大石は心を鬼にする。「かつては三千石の筆頭家老だったが、今では痩せ浪人になってしまった。それも殿ゆえ。仇討など毛頭なく、恨みこそあれ、何もする気はありません」。瑤泉院は食い下がる。「何故、偽りを言う?重々わかっておる。敵を欺くためであろう?教えておくれ」。それでも大石は「毛頭考えてもいません」。瑤泉院は「この殿の位牌の前で言えるのか?」。

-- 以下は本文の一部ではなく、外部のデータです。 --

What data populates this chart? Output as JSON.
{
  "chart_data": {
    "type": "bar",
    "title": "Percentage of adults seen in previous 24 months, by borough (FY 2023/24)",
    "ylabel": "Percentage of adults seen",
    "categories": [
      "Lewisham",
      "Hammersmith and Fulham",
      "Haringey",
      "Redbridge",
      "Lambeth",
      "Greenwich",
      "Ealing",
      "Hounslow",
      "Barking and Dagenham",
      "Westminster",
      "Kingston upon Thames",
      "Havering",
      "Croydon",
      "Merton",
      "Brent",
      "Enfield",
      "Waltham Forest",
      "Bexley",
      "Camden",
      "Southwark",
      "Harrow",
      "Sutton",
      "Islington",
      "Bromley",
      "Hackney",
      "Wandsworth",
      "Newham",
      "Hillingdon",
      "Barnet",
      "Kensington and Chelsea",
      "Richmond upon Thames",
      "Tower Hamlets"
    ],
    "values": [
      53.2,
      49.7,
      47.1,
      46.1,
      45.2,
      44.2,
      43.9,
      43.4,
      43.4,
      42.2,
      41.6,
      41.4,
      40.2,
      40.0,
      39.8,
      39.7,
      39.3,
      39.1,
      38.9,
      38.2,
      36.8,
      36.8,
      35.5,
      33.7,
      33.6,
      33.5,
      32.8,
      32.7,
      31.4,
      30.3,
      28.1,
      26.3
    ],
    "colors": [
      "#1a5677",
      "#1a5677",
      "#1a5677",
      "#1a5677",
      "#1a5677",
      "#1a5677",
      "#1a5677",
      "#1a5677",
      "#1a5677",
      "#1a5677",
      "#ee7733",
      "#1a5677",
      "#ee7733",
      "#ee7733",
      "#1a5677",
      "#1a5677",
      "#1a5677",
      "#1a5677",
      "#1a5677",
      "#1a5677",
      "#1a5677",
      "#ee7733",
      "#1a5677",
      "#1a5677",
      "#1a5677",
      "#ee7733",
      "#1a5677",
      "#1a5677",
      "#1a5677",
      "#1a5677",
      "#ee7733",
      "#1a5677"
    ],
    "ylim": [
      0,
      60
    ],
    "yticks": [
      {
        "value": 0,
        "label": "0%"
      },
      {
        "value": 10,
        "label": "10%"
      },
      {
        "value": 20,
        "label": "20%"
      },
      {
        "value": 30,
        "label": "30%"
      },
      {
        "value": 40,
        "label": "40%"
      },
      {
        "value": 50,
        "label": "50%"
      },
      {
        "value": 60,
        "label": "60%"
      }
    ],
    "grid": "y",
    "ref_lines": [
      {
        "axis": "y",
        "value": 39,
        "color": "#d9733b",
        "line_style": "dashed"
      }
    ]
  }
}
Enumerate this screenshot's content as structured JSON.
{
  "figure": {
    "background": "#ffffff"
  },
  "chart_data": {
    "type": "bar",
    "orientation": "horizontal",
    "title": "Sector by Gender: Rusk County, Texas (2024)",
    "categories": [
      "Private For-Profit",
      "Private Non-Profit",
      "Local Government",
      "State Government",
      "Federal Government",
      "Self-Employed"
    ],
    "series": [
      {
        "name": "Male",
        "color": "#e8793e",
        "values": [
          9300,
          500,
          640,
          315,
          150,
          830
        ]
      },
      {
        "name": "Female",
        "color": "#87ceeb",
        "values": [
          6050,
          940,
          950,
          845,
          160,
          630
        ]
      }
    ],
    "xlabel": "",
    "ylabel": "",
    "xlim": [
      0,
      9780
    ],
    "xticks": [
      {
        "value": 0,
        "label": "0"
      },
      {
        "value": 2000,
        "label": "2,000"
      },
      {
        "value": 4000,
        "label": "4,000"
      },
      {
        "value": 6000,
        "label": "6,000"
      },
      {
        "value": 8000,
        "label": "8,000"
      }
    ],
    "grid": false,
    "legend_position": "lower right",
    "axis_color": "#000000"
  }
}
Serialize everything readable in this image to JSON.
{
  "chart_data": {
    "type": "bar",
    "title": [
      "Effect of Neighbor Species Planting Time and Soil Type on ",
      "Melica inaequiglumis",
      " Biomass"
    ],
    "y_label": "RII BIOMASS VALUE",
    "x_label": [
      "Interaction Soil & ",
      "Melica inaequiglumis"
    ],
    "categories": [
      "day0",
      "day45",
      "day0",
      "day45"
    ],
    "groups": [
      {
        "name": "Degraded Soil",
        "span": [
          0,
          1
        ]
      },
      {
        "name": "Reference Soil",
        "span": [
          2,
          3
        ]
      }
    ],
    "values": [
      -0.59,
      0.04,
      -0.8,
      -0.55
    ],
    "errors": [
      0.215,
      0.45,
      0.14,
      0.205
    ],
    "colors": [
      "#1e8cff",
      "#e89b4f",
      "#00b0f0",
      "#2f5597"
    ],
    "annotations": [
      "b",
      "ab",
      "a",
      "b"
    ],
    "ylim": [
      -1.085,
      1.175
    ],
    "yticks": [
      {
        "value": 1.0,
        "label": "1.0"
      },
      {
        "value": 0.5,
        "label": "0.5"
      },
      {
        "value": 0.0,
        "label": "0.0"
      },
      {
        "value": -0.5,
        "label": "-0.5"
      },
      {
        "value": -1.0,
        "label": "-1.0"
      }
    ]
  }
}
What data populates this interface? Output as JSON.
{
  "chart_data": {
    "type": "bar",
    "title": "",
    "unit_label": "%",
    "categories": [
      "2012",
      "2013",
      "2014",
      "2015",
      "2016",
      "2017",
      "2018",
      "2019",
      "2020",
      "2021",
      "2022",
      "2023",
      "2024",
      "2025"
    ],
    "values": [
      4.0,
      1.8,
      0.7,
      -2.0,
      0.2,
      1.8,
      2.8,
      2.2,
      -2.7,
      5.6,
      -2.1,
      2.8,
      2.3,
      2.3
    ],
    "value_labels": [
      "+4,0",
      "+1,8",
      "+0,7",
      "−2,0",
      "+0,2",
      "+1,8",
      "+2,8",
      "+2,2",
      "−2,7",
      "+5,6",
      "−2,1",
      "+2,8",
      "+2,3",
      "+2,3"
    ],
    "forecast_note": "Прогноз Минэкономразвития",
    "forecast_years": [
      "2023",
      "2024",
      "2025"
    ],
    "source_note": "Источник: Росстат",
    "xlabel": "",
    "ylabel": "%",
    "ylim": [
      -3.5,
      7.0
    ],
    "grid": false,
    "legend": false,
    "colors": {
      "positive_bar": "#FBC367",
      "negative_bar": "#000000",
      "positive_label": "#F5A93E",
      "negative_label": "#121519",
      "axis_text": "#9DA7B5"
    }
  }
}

大石は五臓六腑を掴まれる思いだ。そして、「自業自得かと」。この言葉に瑤泉院は怒った。「お前は犬侍、畜生侍に成り下がったのか。情けない」。持病の癪が起き、「二度とこの屋敷に踏み入るな!」と声を荒げた。大石も忸怩たる思いであったろう。

大石は戸田局と別間で話す。だが、やはり用心して本心は明かさない。戸田局の兄の小野寺十内は祇園で幇間、弟の幸右衛門は車力として野菜などを運んでいると噓八百を並べる。「町人の方が肌が合う。刀は質屋に入れたそうです。侍には見切りをつけたとのこと」。そして、紫の袱紗包みを渡し、「腰折れ歌」だと言って、瑤泉院に渡すように頼む。これが仇討同士血判状だとは、そのとき戸田局には知る由もない。

屋敷を去るときの大石の心情を空模様に表現しているのが素晴らしい。雪というのは何故こうも美しいのか。一点の曇りもない。「侍はかくありたい」という台詞が胸を打つ。

紅梅という腰元が吉良方の間者だと判明し、“腰折れ歌”が血判状だと判った戸田局が寝床に就いた瑤泉院を起こして、事の次第を話す。瑤泉院は手が震えて血判状が読めない。代わりに戸田局が四十七士の名前を読み上げるとき、聴き手の心も震えた。「内蔵助はどのような思いで?」「おそらく別れを告げに」。瑤泉院と戸田局の言葉のやりとりに、大石内蔵助の浅野内匠頭と瑤泉院、そして赤穂藩全体に対する愛情が溢れていたような気がした。